Transient SIADH forms have been reported in 5 patients after COVID-19 vaccination, mainly in older comorbid individuals with acute onset (1–6 days) and severe hyponatremia. Most patients were recently vaccinated with mRNA vaccines with only one receiving viral vector vaccine. The peculiarity of these cases lies in the rapid resolution (as quick as 13 h). The proposed pathogenesis primarily revolves around the role of IL-6 which stimulates non-osmotic ADH release. SIADH has also been increasingly reported in patients with COVID-19, as well, ascribing this phenomenon to IL-6 and other mechanisms, such as pneumonia-associated ADH release and baroceptor-mediated ADH release in hypovolemic and hypotensive COVID-19 patients [43].

Conclusions

This review underlines that the pituitary gland can be implicated in adverse events following COVID-19 vaccination.

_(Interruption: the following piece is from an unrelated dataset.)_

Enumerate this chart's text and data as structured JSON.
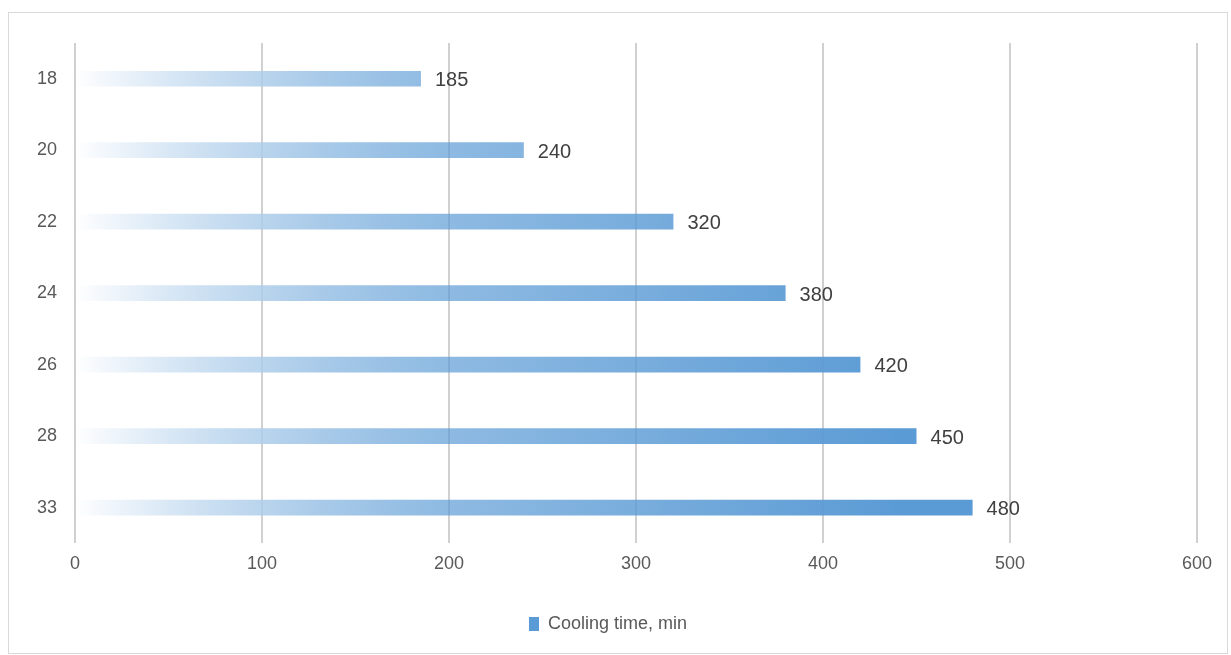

However, unlike thyroid involvement [44, 45], pituitary damage is a much rarer event. The most common manifestations include hypophysitis with ADH deficiency, PA and SIADH. Symptoms typically emerge shortly after vaccine administration. Potential factors contributing to pituitary involvement are the presence of ACE2 receptors in the hypothalamus-pituitary system and a robust inflammatory response in predisposed individuals. Adjuvants may also contribute to boosting the inflammatory response. Furthermore, thrombotic hemorrhagic conditions associated with PA may be linked to ACE2 receptor-related endothelial dysfunction and VITT. The paucity of the reported cases hampers assessing the possible association between specific pituitary adverse outcomes and specific vaccines or comorbidities (Tables 1 and 2). Further studies are necessary to address this issue. However, our findings can aid in diagnostic and treatment decisions for patients presenting with these syndromes. Due to the nonspecific nature of symptom presentation, which can sometimes overlap with more common adverse reactions, pituitary post-vaccination diseases may be underdiagnosed. Nevertheless, given the rarity of these events, safety and efficacy of the currently available COVID-19 vaccines remain very solid and we strongly advocate continuing pursuing vaccination in vulnerable and at-risk individuals.